Embora a produtividade por área seja significativamente incrementada, à medida que intensificação do cultivo ocorre, a necessidade de cuidados com o monitoramento do equilíbrio do sistema cresce na mesma escala. Por exemplo, curtos espaços de tempo sem energia elétrica são suficientes para que aconteça uma grande instabilidade dos elementos físicos e químicos da água, podendo desencadear a mortalidade em massa dos animais. Assim, o alto consumo de energia somado aos relevantes investimentos para a garantia de que não ocorrerão falhas em seu fornecimento a partir da instalação de geradores, bem como a necessidade do constante funcionamento dos equipamentos, que por vezes devem ser instalados em backup, elevam criticamente os custos operacionais. Aliado a isso, o aumento dos gastos com nutrição e demais insumos inerentes ao processo e o baixo valor pago ao camarão observado nos últimos anos, sobretudo durante a pandemia de COVID-19, tornou cada vez mais difícil que os produtores fechassem suas contas, inviabilizando na maioria dos casos a produção em modelos super intensivos.

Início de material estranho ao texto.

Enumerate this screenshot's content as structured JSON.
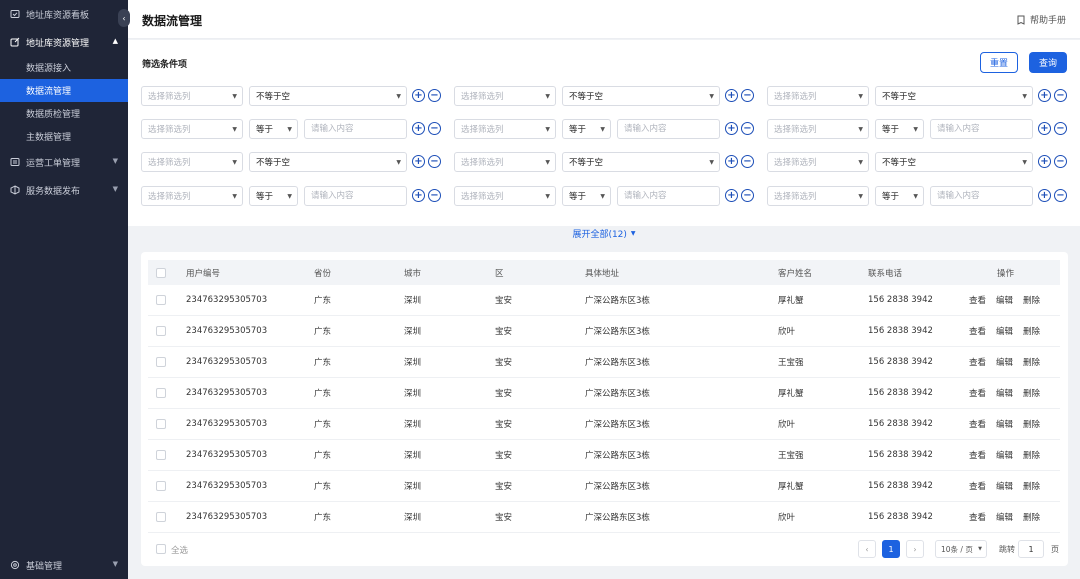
{
  "sidebar": {
    "top_item": "地址库资源看板",
    "groups": [
      {
        "label": "地址库资源管理",
        "open": true
      },
      {
        "label": "运营工单管理"
      },
      {
        "label": "服务数据发布"
      }
    ],
    "sub_items": [
      "数据源接入",
      "数据流管理",
      "数据质检管理",
      "主数据管理"
    ],
    "active_sub": "数据流管理",
    "bottom_item": "基础管理",
    "collapse_glyph": "‹"
  },
  "header": {
    "title": "数据流管理",
    "help_label": "帮助手册"
  },
  "filter": {
    "title": "筛选条件项",
    "reset_label": "重置",
    "query_label": "查询",
    "column_placeholder": "选择筛选列",
    "op_not_empty": "不等于空",
    "op_equals": "等于",
    "value_placeholder": "请输入内容",
    "plus": "+",
    "minus": "−",
    "expand_label": "展开全部(12)"
  },
  "table": {
    "headers": [
      "用户编号",
      "省份",
      "城市",
      "区",
      "具体地址",
      "客户姓名",
      "联系电话",
      "操作"
    ],
    "rows": [
      [
        "234763295305703",
        "广东",
        "深圳",
        "宝安",
        "广深公路东区3栋",
        "厚礼蟹",
        "156 2838 3942"
      ],
      [
        "234763295305703",
        "广东",
        "深圳",
        "宝安",
        "广深公路东区3栋",
        "欣叶",
        "156 2838 3942"
      ],
      [
        "234763295305703",
        "广东",
        "深圳",
        "宝安",
        "广深公路东区3栋",
        "王宝强",
        "156 2838 3942"
      ],
      [
        "234763295305703",
        "广东",
        "深圳",
        "宝安",
        "广深公路东区3栋",
        "厚礼蟹",
        "156 2838 3942"
      ],
      [
        "234763295305703",
        "广东",
        "深圳",
        "宝安",
        "广深公路东区3栋",
        "欣叶",
        "156 2838 3942"
      ],
      [
        "234763295305703",
        "广东",
        "深圳",
        "宝安",
        "广深公路东区3栋",
        "王宝强",
        "156 2838 3942"
      ],
      [
        "234763295305703",
        "广东",
        "深圳",
        "宝安",
        "广深公路东区3栋",
        "厚礼蟹",
        "156 2838 3942"
      ],
      [
        "234763295305703",
        "广东",
        "深圳",
        "宝安",
        "广深公路东区3栋",
        "欣叶",
        "156 2838 3942"
      ]
    ],
    "actions": [
      "查看",
      "编辑",
      "删除"
    ],
    "select_all_label": "全选"
  },
  "pagination": {
    "prev": "‹",
    "current_page": "1",
    "next": "›",
    "page_size": "10条 / 页",
    "jump_label": "跳转",
    "jump_value": "1",
    "page_label": "页"
  },
  "colors": {
    "primary": "#1d62e0",
    "sidebar_bg": "#1f2537"
  }
}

Novamente os produtores tiveram que se adaptar, passando a direcionar esforços para modelos de produção que pregavam a eficiência produtiva em ambientes mais equilibrados, em geral menos intensivos, onde se é possível a convivência com as doenças, sem grandes perdas por mortalidade. Ademais, as das fronteiras produtivas da carcinicultura também foram expandidas para regiões antes inexploradas, distantes de localidades com altos índices de infestação, inclusive para áreas do interior do continente, o que também demandou novas técnicas e tecnologias a partir da utilização de água de diferentes origens como as oligohalinas (baixa salinidade), de rios, poços ou modificadas artificialmente (ABCC, 2022).
Hoje em dia, a maior parte do camarão marinho produzido no Brasil é originário dos chamados modelos extensivos, que utilizam viveiros escavados, sem revestimento, dotados ou não de aeradores e densidades de estocagem que variam de 8 e 12 camarões/m². Do ponto de vista nutricional, esses modelos, com baixa densidade de estocagem e menor taxa de renovação de água, permitem que ocorra a produtividade primária de fito e zooplâncton, uma fonte alimentar rica e nutritiva disponível aos camarões. Nestes casos os níveis nutricionais da ração ofertada podem ser diferenciados daquelas desenvolvidas para os sistemas super intensivos, onde esse alimento complementar não está disponível e a nutrição ocorre exclusivamente pelo consumo da ração, aproveitando-se uma oportunidade de redução de custos sem que se altere os resultados de desempenho.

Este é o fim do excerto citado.